Tahoe sees about 15, 000 vessel launches a year — mostly between Memorial Day and Labor Day, the time when millions of visitors arrive to fish, wakesurf, kayak, Jet Ski, tube or just putter around in the sun. Rental companies stationed around the lake, primarily on the particular California half, are readying their fleets for another banner season.

“Once it warms up, we’ll be slamming, ” said Dustin Kenney, office manager at Tahoe Keys Boat Rentals in South Lake Tahoe, one of the most popular rental operators on typically the lake.

But Tahoe presents all kinds of challenges for inexperienced boaters. Locals say it functions more like an ocean — with bone-chilling water temperatures, currents, chop and variably harsh surface conditions. There are drownings every year, including one already this month.

Tahoe authorities are working to better organize activity on this lake for decades to come. The Tahoe Regional Planning Agency, which regulates development around the lake’s 72-mile shoreline, is seeking to expand lake access with more buoys, piers plus boat ramps, rein in illegal practices and emphasize safe travel, with special attention paid to environmentally sensitive areas.

Deckhand Brandon Thornberg of Tahoe Sports goes over life jacket safety with Michael Korcek before a day on Lake Tahoe.
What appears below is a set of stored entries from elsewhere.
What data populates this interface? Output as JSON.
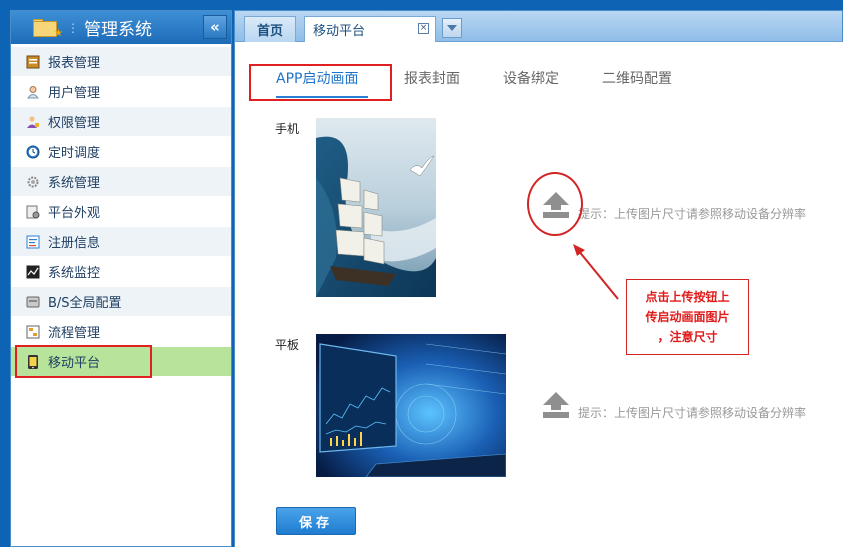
{
  "sidebar": {
    "title": "管理系统",
    "collapse_glyph": "«",
    "items": [
      {
        "label": "报表管理",
        "icon": "report-icon"
      },
      {
        "label": "用户管理",
        "icon": "user-icon"
      },
      {
        "label": "权限管理",
        "icon": "permission-icon"
      },
      {
        "label": "定时调度",
        "icon": "clock-icon"
      },
      {
        "label": "系统管理",
        "icon": "gear-icon"
      },
      {
        "label": "平台外观",
        "icon": "appearance-icon"
      },
      {
        "label": "注册信息",
        "icon": "register-icon"
      },
      {
        "label": "系统监控",
        "icon": "monitor-icon"
      },
      {
        "label": "B/S全局配置",
        "icon": "config-icon"
      },
      {
        "label": "流程管理",
        "icon": "flow-icon"
      },
      {
        "label": "移动平台",
        "icon": "mobile-icon",
        "active": true
      }
    ]
  },
  "tabs": {
    "home": "首页",
    "current": "移动平台",
    "close_glyph": "×"
  },
  "subtabs": [
    "APP启动画面",
    "报表封面",
    "设备绑定",
    "二维码配置"
  ],
  "sections": {
    "phone_label": "手机",
    "tablet_label": "平板",
    "hint": "提示：上传图片尺寸请参照移动设备分辨率"
  },
  "callout": {
    "line1": "点击上传按钮上",
    "line2": "传启动画面图片",
    "line3": "，注意尺寸"
  },
  "save_label": "保存",
  "colors": {
    "accent": "#1f74c9",
    "annotation_red": "#d32424",
    "active_menu": "#b8e39a"
  }
}
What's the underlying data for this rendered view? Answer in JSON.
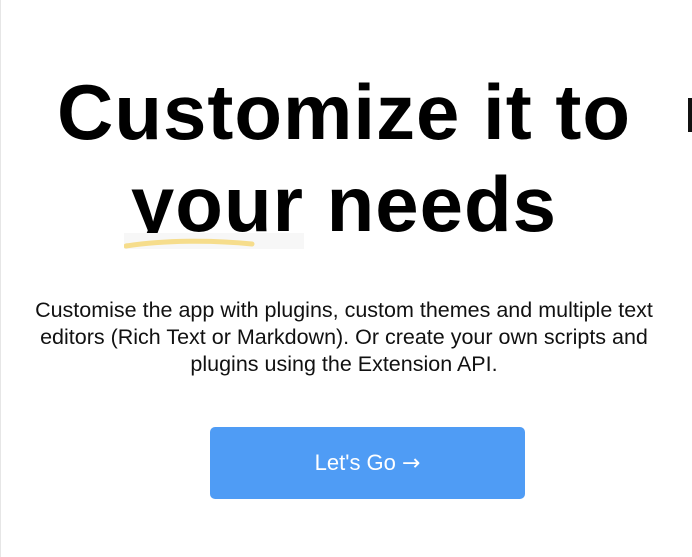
{
  "hero": {
    "headline_line1": "Customize it to",
    "headline_word_highlight": "your",
    "headline_word_rest": " needs",
    "subtitle": "Customise the app with plugins, custom themes and multiple text editors (Rich Text or Markdown). Or create your own scripts and plugins using the Extension API.",
    "cta_label": "Let's Go",
    "cta_icon": "arrow-right-icon",
    "cta_arrow": "→"
  },
  "colors": {
    "button_background": "#4f9cf5",
    "button_text": "#ffffff",
    "headline_text": "#000000",
    "underline_swash": "#f6dd8c"
  }
}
Deckhand Brandon Thornberg of Tahoe Sports goes over life jacket safety with Michael Korcek before a day about Lake Tahoe.

Brian Walker / Special to The Chronicle

“The goal is to improve recreation for all, ” said Jeff Cowen, Tahoe Local Planning Agency public information officer.

Central to the agency’s efforts is reaching visiting boat renters.

Renting a boat on Tahoe is easy: Adults need only the valid ID and credit card. Rental companies typically brief customers on lake rules and give quick vessel tutorials before turning people loose on often the water. However , many site visitors don’t have even a new cursory understanding of boating etiquette, and companies aren’t held to specific standards of education or training when giving safety briefings, according to the Tahoe planning agency.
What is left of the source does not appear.